Sunday, March 4, 2007

More like tame Guinea Pigs

This is one of those movies that looks as if it was more fun to make than it is to watch. Travolta, Macy, Lawrence and Allen get to show off their motorcycle-riding skills, and those of their stuntmen. They bop around New Mexico on their Harleys — in leathers, often without helmets — and goof around. And Disney paid them for it.


I'm going to try to keep this short. If I obey my mother's maxim, it won't be that hard.

When I read the review above, of which I've quoted only a paragraph, I wasn't the least deterred from seeing the film. I'd been looking forward to it for months. I'd pointed out the poster to my wife, weeks ago, and said, from the poster alone, that I'd bet money John Travolta was the only one of the bunch who really rode a bike. She saw the boys later on Opra and confirmed that intuition. Heck, I'd even garnered a kitchen pass (the married guys will know what that means) to gather a group of my guy friends on opening night for a vicarious road trip followed by some serious male bonding over beer and chips.

It ended up being the night after opening night, and we should have gone straight to the bar.

Not that I didn't laugh. I laughed hard, here and there. But I wasn't expecting quite the slapstick film that I got. The best comedy I can remember from the last ten years remains America's Sweethearts. Why? Because it was side-splittingly hilarious without ever being unbelievable or silly. It was to comedy what the newest Bond was to Bond films (okay, not entirely believable, but not filled with silliness and gadgets either). How can I say this? It's the comedic difference between City Slickers and Anchorman (or any other idiotic Will Farrell film--God bless him, I'm glad my kids love him, he showed promise in Stranger than Fiction, but I could feel myself losing IQ points just watching the previews to his upcoming ice skating movie).

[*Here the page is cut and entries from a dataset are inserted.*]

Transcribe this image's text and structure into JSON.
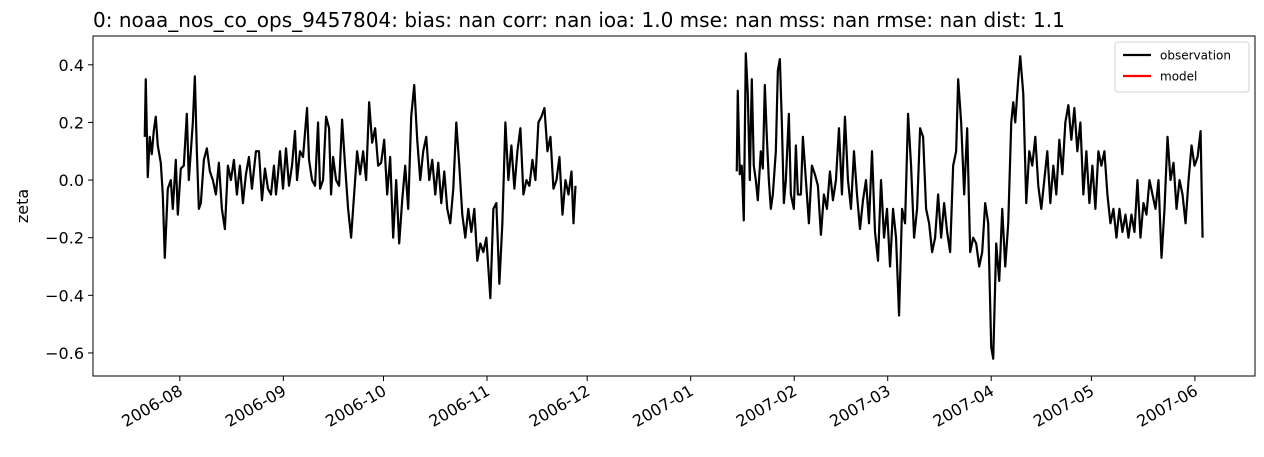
{
  "chart_data": {
    "type": "line",
    "title": "0: noaa_nos_co_ops_9457804: bias: nan  corr: nan  ioa: 1.0  mse: nan  mss: nan  rmse: nan  dist: 1.1",
    "y_label": "zeta",
    "xlim": [
      -26,
      322
    ],
    "xticks": [
      {
        "value": 0,
        "label": "2006-08"
      },
      {
        "value": 31,
        "label": "2006-09"
      },
      {
        "value": 61,
        "label": "2006-10"
      },
      {
        "value": 92,
        "label": "2006-11"
      },
      {
        "value": 122,
        "label": "2006-12"
      },
      {
        "value": 153,
        "label": "2007-01"
      },
      {
        "value": 184,
        "label": "2007-02"
      },
      {
        "value": 212,
        "label": "2007-03"
      },
      {
        "value": 243,
        "label": "2007-04"
      },
      {
        "value": 273,
        "label": "2007-05"
      },
      {
        "value": 304,
        "label": "2007-06"
      }
    ],
    "ylim": [
      -0.68,
      0.5
    ],
    "yticks": [
      {
        "value": -0.6,
        "label": "−0.6"
      },
      {
        "value": -0.4,
        "label": "−0.4"
      },
      {
        "value": -0.2,
        "label": "−0.2"
      },
      {
        "value": 0,
        "label": "0.0"
      },
      0.2,
      0.4
    ],
    "grid": false,
    "legend": "upper right",
    "x": [
      -10.5,
      -10.2,
      -9.6,
      -9,
      -8.4,
      -7.8,
      -7.2,
      -6.6,
      -5.7,
      -5.1,
      -4.5,
      -3.6,
      -2.7,
      -2.1,
      -1.2,
      -0.6,
      0.3,
      1.2,
      2.1,
      2.7,
      3.9,
      4.5,
      5.1,
      5.7,
      6.3,
      7.2,
      8.1,
      9,
      9.9,
      10.8,
      11.7,
      12.6,
      13.5,
      14.4,
      15.3,
      16.2,
      17.1,
      18,
      18.9,
      19.8,
      20.7,
      21.6,
      22.8,
      23.7,
      24.6,
      25.5,
      26.4,
      27.3,
      28.2,
      28.8,
      29.4,
      30,
      30.9,
      31.8,
      32.7,
      33.6,
      34.5,
      35.1,
      36,
      36.9,
      38.1,
      38.7,
      39.6,
      40.5,
      41.4,
      42,
      42.9,
      43.8,
      44.7,
      45.3,
      45.9,
      46.8,
      47.7,
      48.6,
      49.5,
      50.4,
      51.3,
      52.2,
      53.1,
      54,
      54.9,
      55.8,
      56.7,
      57.6,
      58.5,
      59.4,
      60.3,
      61.2,
      62.1,
      63,
      63.9,
      64.8,
      65.7,
      66.6,
      67.5,
      68.4,
      69.3,
      70.2,
      71.1,
      72,
      72.9,
      73.8,
      74.7,
      75.6,
      76.5,
      77.4,
      78.3,
      79.2,
      80.1,
      81,
      81.9,
      82.8,
      83.7,
      84.6,
      85.5,
      86.4,
      87.3,
      88.2,
      89.1,
      90,
      90.9,
      91.8,
      93,
      93.9,
      94.8,
      95.7,
      96.6,
      97.5,
      98.4,
      99.3,
      100.2,
      101.1,
      102,
      102.9,
      103.8,
      104.7,
      105.6,
      106.5,
      107.4,
      108.3,
      109.2,
      110.1,
      111,
      111.9,
      112.8,
      113.7,
      114.6,
      115.5,
      116.4,
      117.3,
      117.9,
      118.5,
      140,
      166.8,
      167.1,
      167.7,
      168.3,
      168.9,
      169.5,
      170.1,
      170.7,
      171.3,
      171.9,
      172.5,
      173.1,
      174,
      174.6,
      175.2,
      175.8,
      176.4,
      177,
      177.6,
      178.5,
      179.1,
      179.7,
      180.3,
      180.9,
      181.5,
      182.4,
      183,
      183.9,
      184.5,
      185.1,
      186,
      186.6,
      187.5,
      188.4,
      189.3,
      190.2,
      191.1,
      192,
      192.9,
      193.8,
      194.7,
      195.6,
      196.5,
      197.4,
      198.3,
      199.2,
      200.1,
      201,
      201.9,
      202.8,
      203.7,
      204.6,
      205.5,
      206.4,
      207.3,
      208.2,
      209.1,
      210,
      210.9,
      211.8,
      212.7,
      213.6,
      214.5,
      215.4,
      216.3,
      217.2,
      218.1,
      219,
      219.9,
      220.8,
      221.7,
      222.6,
      223.5,
      224.4,
      225.3,
      226.2,
      227.1,
      228,
      228.9,
      229.8,
      230.7,
      231.6,
      232.5,
      233.1,
      234,
      234.9,
      235.8,
      236.7,
      237.6,
      238.5,
      239.4,
      240.3,
      241.2,
      242.1,
      243,
      243.6,
      244.5,
      245.4,
      246.3,
      247.2,
      248.1,
      249,
      249.6,
      250.2,
      251.1,
      251.7,
      252.6,
      253.5,
      254.4,
      255.3,
      256.2,
      257.1,
      258,
      258.9,
      259.8,
      260.7,
      261.6,
      262.5,
      263.4,
      264.3,
      265.2,
      266.1,
      267,
      267.9,
      268.8,
      269.7,
      270.6,
      271.5,
      272.4,
      273.3,
      274.2,
      275.1,
      276,
      276.9,
      277.8,
      278.7,
      279.6,
      280.5,
      281.4,
      282.3,
      283.2,
      284.1,
      285,
      285.9,
      286.8,
      287.7,
      288.6,
      289.5,
      290.4,
      291.3,
      292.2,
      293.1,
      294,
      294.9,
      295.8,
      296.7,
      297.6,
      298.5,
      299.4,
      300.3,
      301.2,
      302.1,
      303,
      303.9,
      304.8,
      305.7,
      306.3
    ],
    "series": [
      {
        "name": "observation",
        "color": "#000000",
        "values": [
          0.15,
          0.35,
          0.01,
          0.15,
          0.09,
          0.17,
          0.22,
          0.12,
          0.06,
          -0.05,
          -0.27,
          -0.03,
          0.0,
          -0.1,
          0.07,
          -0.12,
          0.04,
          0.05,
          0.23,
          0.0,
          0.2,
          0.36,
          0.1,
          -0.1,
          -0.08,
          0.07,
          0.11,
          0.03,
          0.0,
          -0.05,
          0.06,
          -0.1,
          -0.17,
          0.05,
          0.0,
          0.07,
          -0.05,
          0.05,
          -0.08,
          0.02,
          0.08,
          -0.03,
          0.1,
          0.1,
          -0.07,
          0.04,
          -0.03,
          -0.05,
          0.05,
          -0.05,
          0.02,
          0.1,
          -0.03,
          0.11,
          -0.02,
          0.05,
          0.17,
          0.0,
          0.1,
          0.08,
          0.25,
          0.07,
          0.0,
          -0.02,
          0.2,
          -0.03,
          0.0,
          0.22,
          0.18,
          -0.05,
          0.08,
          0.0,
          -0.02,
          0.21,
          0.05,
          -0.1,
          -0.2,
          -0.05,
          0.1,
          0.02,
          0.1,
          0.0,
          0.27,
          0.13,
          0.18,
          0.05,
          0.06,
          0.14,
          -0.05,
          0.08,
          -0.2,
          0.0,
          -0.22,
          -0.07,
          0.05,
          -0.1,
          0.22,
          0.33,
          0.14,
          0.0,
          0.1,
          0.15,
          0.0,
          0.07,
          -0.05,
          0.06,
          -0.08,
          0.03,
          -0.1,
          -0.15,
          -0.03,
          0.2,
          0.05,
          -0.12,
          -0.2,
          -0.1,
          -0.18,
          -0.1,
          -0.28,
          -0.22,
          -0.25,
          -0.2,
          -0.41,
          -0.1,
          -0.08,
          -0.36,
          -0.15,
          0.2,
          0.0,
          0.12,
          -0.03,
          0.1,
          0.18,
          -0.05,
          0.0,
          -0.02,
          0.07,
          0.0,
          0.2,
          0.22,
          0.25,
          0.1,
          0.15,
          -0.03,
          0.0,
          0.08,
          -0.12,
          0.0,
          -0.05,
          0.03,
          -0.15,
          -0.02,
          null,
          0.03,
          0.31,
          0.02,
          0.05,
          -0.14,
          0.44,
          0.3,
          0.0,
          0.35,
          0.05,
          0.0,
          -0.07,
          0.1,
          0.04,
          0.33,
          0.15,
          0.0,
          -0.1,
          -0.05,
          0.1,
          0.38,
          0.42,
          0.2,
          -0.08,
          0.0,
          0.23,
          -0.05,
          -0.1,
          0.12,
          -0.05,
          -0.05,
          0.15,
          0.0,
          -0.15,
          0.05,
          0.02,
          -0.02,
          -0.19,
          -0.05,
          -0.1,
          0.03,
          -0.07,
          0.0,
          0.18,
          -0.05,
          0.22,
          0.0,
          -0.1,
          0.1,
          -0.05,
          -0.17,
          -0.07,
          0.0,
          -0.15,
          0.1,
          -0.18,
          -0.28,
          0.0,
          -0.2,
          -0.1,
          -0.3,
          -0.1,
          -0.2,
          -0.47,
          -0.1,
          -0.15,
          0.23,
          0.05,
          -0.2,
          -0.1,
          0.18,
          0.15,
          -0.1,
          -0.15,
          -0.25,
          -0.2,
          -0.05,
          -0.2,
          -0.08,
          -0.18,
          -0.25,
          0.05,
          0.1,
          0.35,
          0.2,
          -0.05,
          0.18,
          -0.25,
          -0.2,
          -0.22,
          -0.3,
          -0.25,
          -0.08,
          -0.15,
          -0.58,
          -0.62,
          -0.22,
          -0.35,
          -0.1,
          -0.3,
          -0.15,
          0.2,
          0.27,
          0.2,
          0.35,
          0.43,
          0.3,
          -0.08,
          0.1,
          0.05,
          0.15,
          -0.02,
          -0.1,
          0.0,
          0.1,
          -0.08,
          0.05,
          -0.05,
          0.14,
          0.02,
          0.2,
          0.26,
          0.14,
          0.25,
          0.1,
          0.2,
          -0.05,
          0.1,
          -0.08,
          0.05,
          -0.1,
          0.1,
          0.05,
          0.1,
          -0.05,
          -0.15,
          -0.1,
          -0.2,
          -0.1,
          -0.18,
          -0.12,
          -0.2,
          -0.12,
          -0.18,
          0.0,
          -0.2,
          -0.08,
          -0.12,
          0.0,
          -0.05,
          -0.1,
          0.0,
          -0.27,
          -0.1,
          0.15,
          0.0,
          0.06,
          -0.1,
          0.0,
          -0.05,
          -0.15,
          0.0,
          0.12,
          0.05,
          0.08,
          0.17,
          -0.2
        ]
      },
      {
        "name": "model",
        "color": "#ff0000"
      }
    ]
  }
}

I realize that I'm betraying a lot about my own taste in film here, but that's the point--to allow you to get to know what I like and don't, so that you can value my opinion, or not. Things my children find hilarious now make me worry about their good sense, and they, on the other hand, think I'm losing my sense of humor. I'm not that cerebral either--I can only do Woody Allen if the seat is really comfortable and my head can find a position that precludes snoring. But no Will Farrell, please, and this film was headed in that direction. Not there, mind you, but dangerously close.

So, back to Wild Hogs. I wasn't deterred when I read that review because it sounded to me like jealousy was getting the better of Roger Moore. Who cares if they had fun making the film? If I can have nearly as much fun watching it, then I'm good to go. It's a guy thing. We're used to living vicariously through other guys--especially those of us who have been married for decades but still have die hard single pals. (Watch Rules of Engagement on Monday night for a healthy dose of what I mean. The writers recognize it, so I ought not be letting any cats out of the bag here.) But alas, Roger wasn't being jealous; he was just being honest.

So, bottom line, it's funny, hilarious in places, but it's silly too--too much so for most of us close to that age to seriously project ourselves into those leathers for the vicarious trip we were looking forward to. Which means, I suppose, we'll just have to do it ourselves. And , I'll have to give Roger Moore a little more credit from here on out.